Student Learning Recommendations
1. Focus on Student Engagement and Learning – ADLC should continue to capitalize on its strongly embraced institutional focus on student learning. Efforts to continually enhance educator capacity to deeply engage all learners through a variety of digital, print and team teaching means must continue to be ADLC’s first organizational priority.
2. Quality Learning Design – ADLC should continue to explore additional ways of tapping into employee creativity and innovation through its evolving learning design processes. These processes should empower multi-expertise teams to systematically address the needs of all students through universal design principles while integrating relevant learning technologies and gathering feedback along the way.
Staff Learning Recommendations
3. Quality Staff and Leadership Learning – ADLC should expand and focus the opportunities provided for teachers, support staff and administrators to further develop their expertise through professional learning that is carefully aligned with organizational improvement initiatives, based on the best evidence about how people learn and differentiated in response to the needs of individuals and their work settings.
4. E-learning the Way Forward – ADLC should incorporate and profile e-learning strategies as a major feature of its enhanced professional learning program. Providing research informed online learning opportunities for staff models e-learning to students and partners, while reducing travel costs and optimizing competency-building time.
Learning Infrastructure Recommendations
5. Web Powered Access, Flexibility and Presence – ADLC should dramatically improve its web presence and functionality as a primary feature of its interface with current and potential future students, staff, parents and partners. It will be vital to retain qualified web design staff to continuously work with marketing, business, learning design and staff development teams to ensure that the website is constantly upgraded to meet emerging organizational needs in each of these categories.

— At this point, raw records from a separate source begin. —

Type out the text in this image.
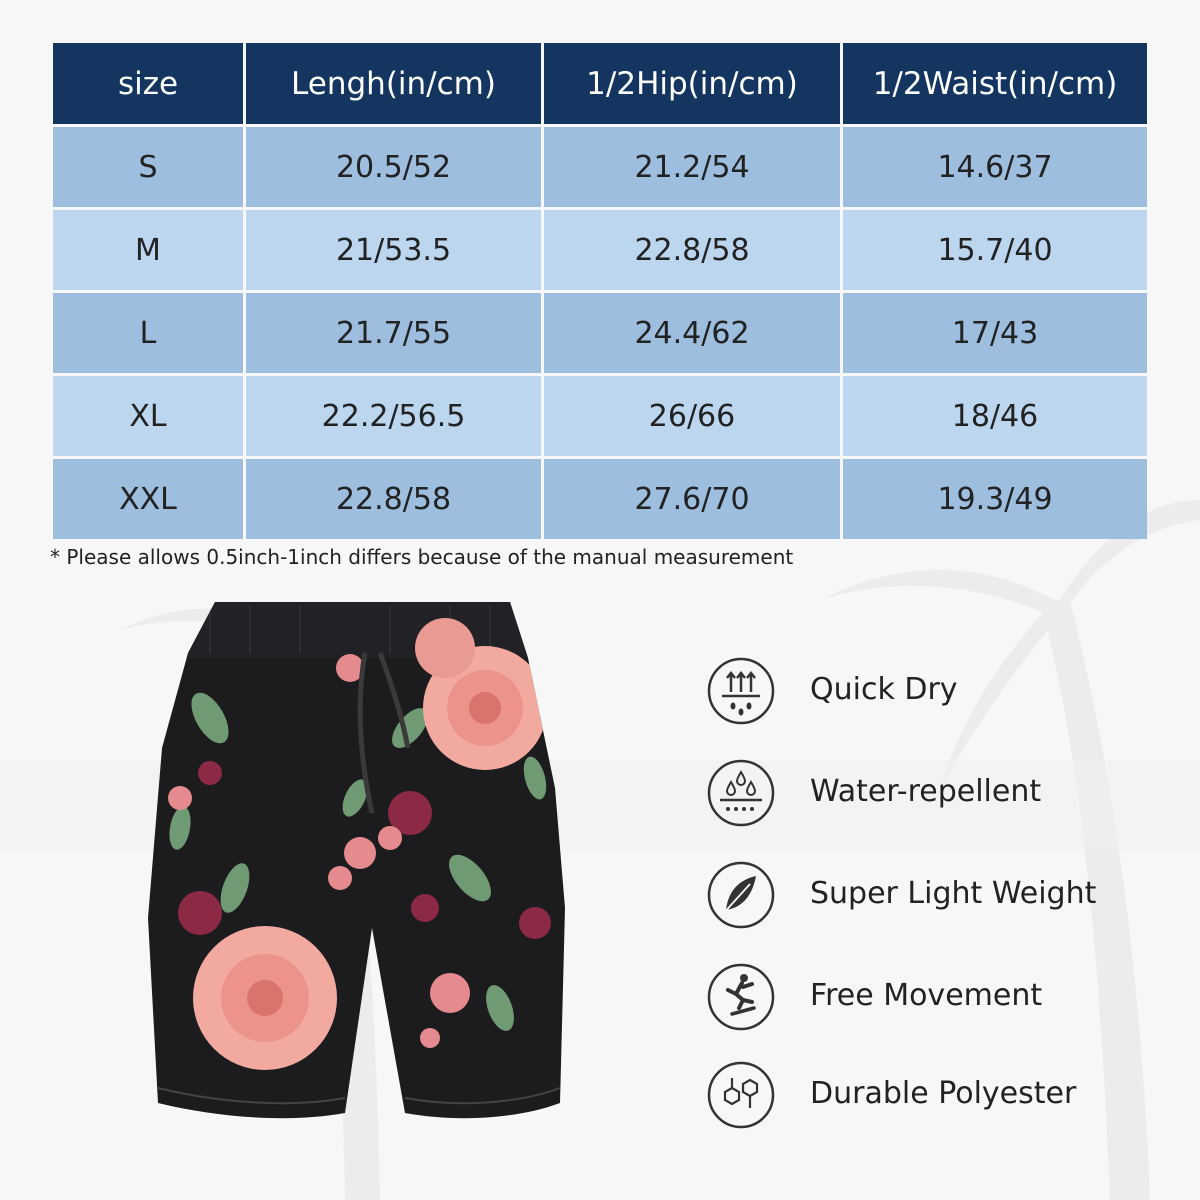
size	Lengh(in/cm)	1/2Hip(in/cm)	1/2Waist(in/cm)
S	20.5/52	21.2/54	14.6/37
M	21/53.5	22.8/58	15.7/40
L	21.7/55	24.4/62	17/43
XL	22.2/56.5	26/66	18/46
XXL	22.8/58	27.6/70	19.3/49
* Please allows 0.5inch-1inch differs because of the manual measurement
Quick Dry
Water-repellent
Super Light Weight
Free Movement
Durable Polyester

6. ET Planning Horizons – ADLC should establish and empower an educational technology team to collaboratively establish and implement learning technology planning horizons. This multi-expertise team should be tasked with establishing one, three and five year planning horizons. These horizons should be updated annually to avoid idiosyncratic technological distractions while ensuring reasonable access to current and affordable digital learning tools.
Organizational Learning Recommendations
7. From Shared Vision to a Bias for Strategic Action – ADLC should continue to follow through with its recently initiated visioning and restructuring processes with an emphasis on strategic action. Members of the organization are eager to enthusiastically embrace an already quite widely shared vision focused on flexible approaches to responding to diverse student learning needs. Forward thinking, action-oriented and relational leadership approaches are well received by staff at all levels and in all locations.
8. Organizational Flexibility and Simplexity – ADLC should wage war on unnecessary bureaucratic impediments and take steps to dramatically simplify operations and processes as a key component of organizational restructuring initiative now underway. Fluidity, flexibility and focus are required organizational features in the digital age.
9. Partnering for the Success of All Alberta Distance Learners – ADLC is uniquely positioned to encourage other providers to work toward the formation of a provincial elearning consortium to optimize opportunities for all Alberta online and distance learners. As a trusted – but not fully understood partner – with a long standing provincial mandate, ADLC can help Alberta Education further its digital learning agenda, while reducing overall costs and generating improved learning experiences for students.
10. Working Towards An Empowering Governance Structure – ADLC should work with Alberta Education and Pembina Hills Regional Division to review and refine the present governance structure to provide an optimal level of organizational flexibility combined
with strong and clear accountability mechanisms.